The small wind energy sector ( 5kw-100 kw capacity) and the renewable energy industry in general, is set to experience unprecedented growth both in the U.S. and globally from now until 2020. This is supported by independent projections (2009) by the American Wind Energy Association (AWEA), Pike Research and Clean Edge Research. It is fundamental to collectively assess the complementary utilization of components of distributed energy including wind, photovoltaic (PV) and biomass (primarily fuel cells). These combined for $63B in revenues (2008) projected to grow to $114B by 2020. Wind energy (2008) capacity growth primarily took place in three regions: U.S.  8.4GW, China  6.3GW  and India  1.8  GW. Other smaller markets will begin to show significant growth due to the critical need for need distributed energy and growth in global electricity demand; 70% between 2010-2030. The aging and failing electrical infrastructure in the U.S. and the fact that conventional baseload power plants operate at a dismal 30%-35% efficiency rate mandate renewable alternatives.

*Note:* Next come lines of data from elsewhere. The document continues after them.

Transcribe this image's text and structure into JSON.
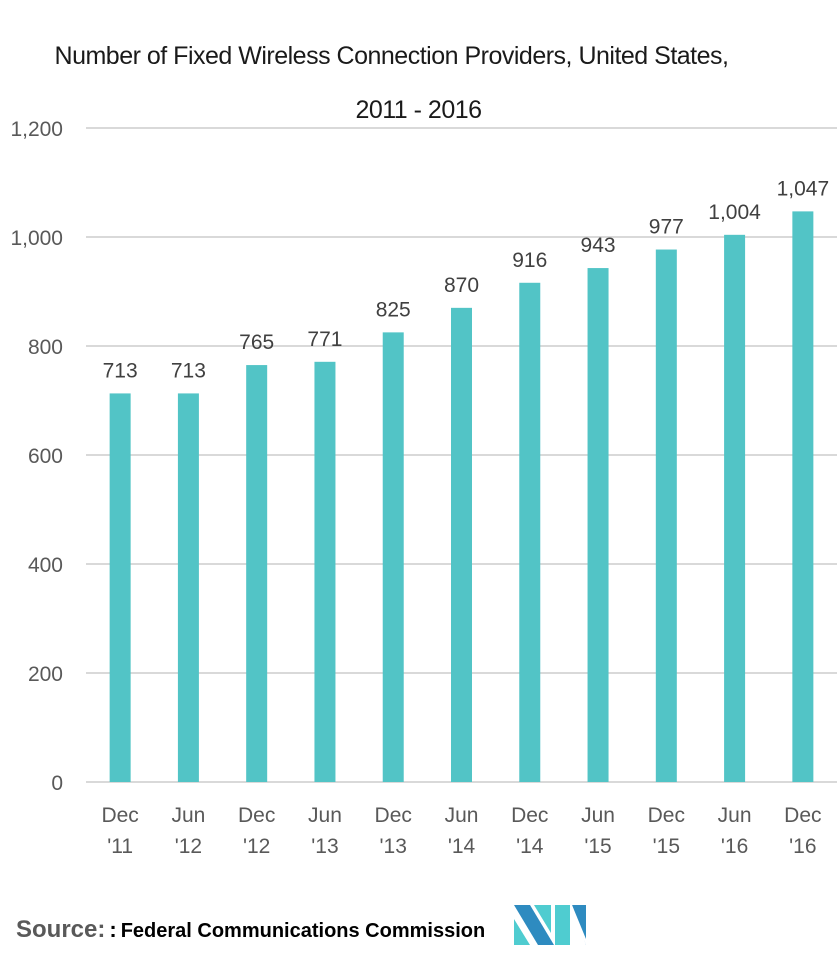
{
  "chart_data": {
    "type": "bar",
    "title": "Number of Fixed Wireless Connection Providers, United States,",
    "subtitle": "2011 - 2016",
    "categories": [
      [
        "Dec",
        "'11"
      ],
      [
        "Jun",
        "'12"
      ],
      [
        "Dec",
        "'12"
      ],
      [
        "Jun",
        "'13"
      ],
      [
        "Dec",
        "'13"
      ],
      [
        "Jun",
        "'14"
      ],
      [
        "Dec",
        "'14"
      ],
      [
        "Jun",
        "'15"
      ],
      [
        "Dec",
        "'15"
      ],
      [
        "Jun",
        "'16"
      ],
      [
        "Dec",
        "'16"
      ]
    ],
    "values": [
      713,
      713,
      765,
      771,
      825,
      870,
      916,
      943,
      977,
      1004,
      1047
    ],
    "data_labels": [
      "713",
      "713",
      "765",
      "771",
      "825",
      "870",
      "916",
      "943",
      "977",
      "1,004",
      "1,047"
    ],
    "ylim": [
      0,
      1200
    ],
    "yticks": [
      0,
      200,
      400,
      600,
      800,
      1000,
      1200
    ],
    "ytick_labels": [
      "0",
      "200",
      "400",
      "600",
      "800",
      "1,000",
      "1,200"
    ],
    "xlabel": "",
    "ylabel": "",
    "grid": true,
    "legend": "none",
    "colors": {
      "bar": "#52C4C6",
      "grid": "#D9D9D9",
      "text": "#404040"
    }
  },
  "source": {
    "label": "Source:",
    "colon": ":",
    "value": "Federal Communications Commission"
  },
  "logo": {
    "icon": "mordor-intelligence-logo-icon",
    "colors": {
      "dark": "#2E8BC0",
      "light": "#4FCCD0"
    }
  }
}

Over 50 nations have instituted Renewable Energy Standards.  High growth countries like China and India are projected to see small wind capacity grow by 30X by 2015. Total global wind energy capacity is projected to grow from 158GW in 2009 to 581 GW in 2020. The small wind component is expected is expected to be 5%-10% of that growth, 21GW-42GW. This would require an estimated new installed 420,000 small wind turbines of 5kW to 100 kW capacity.In the U.S. small wind is still in an early stage of development but projected to grow from $77M in 2008 to $1B by 2015, an annual rate of nearly 60%.

The small wind energy sector will need to respond to a broad range of challenges in order to realize this business opportunity.

  1. Technology advances and innovation need to be integrated into small wind to effectively reduce CapEx cost per kw capacity and O&M costs in order to increase output and improve operating efficiencies. This will result in a more acceptable ROI for investors. As indicated in the title page, key to small wind energy development is the necessity to have a more effective and cost competitive generator. The Radial Flux Design Generator combined with direct drive design provides that. However, that is not enough. Improved technology relative to turbine design, blades, invertors, control systems and towers must also advance and be integrated. Innovation, such as stacking of multiple generators on a rotor and design of larger capacity VAWT are examples of potential system advances.
  2. Small wind can be combined with and be complementary with the other key components of distributed energy, PV and biomass-fuel cells (discussed in more detail in a later section).  Combining these technologies increases capacity,  improves reliability and provides for a more sustainable business model.
  3. New markets relative to the utilization and application of renewable energy must be developed (discussed in more detail in a later section). This will require collaboration with technology developers, service/vendor providers, business development specialists, the financial sector, utilities and energy consumers.
  4. Incentives and supporting policy including the Investment Tax Credit, the Production Tax Credit, Feed-in-Tariffs, net metering , RES and Community-Based Energy Development must continue and be expanded.
  5. The development of a sustainable renewable energy sector must support economic development. This includes sustainable business models, the creation of high tech jobs, energy security, meeting energy demand growth, maintaining competitive electricity rates and ensuring that economic impacts become community based.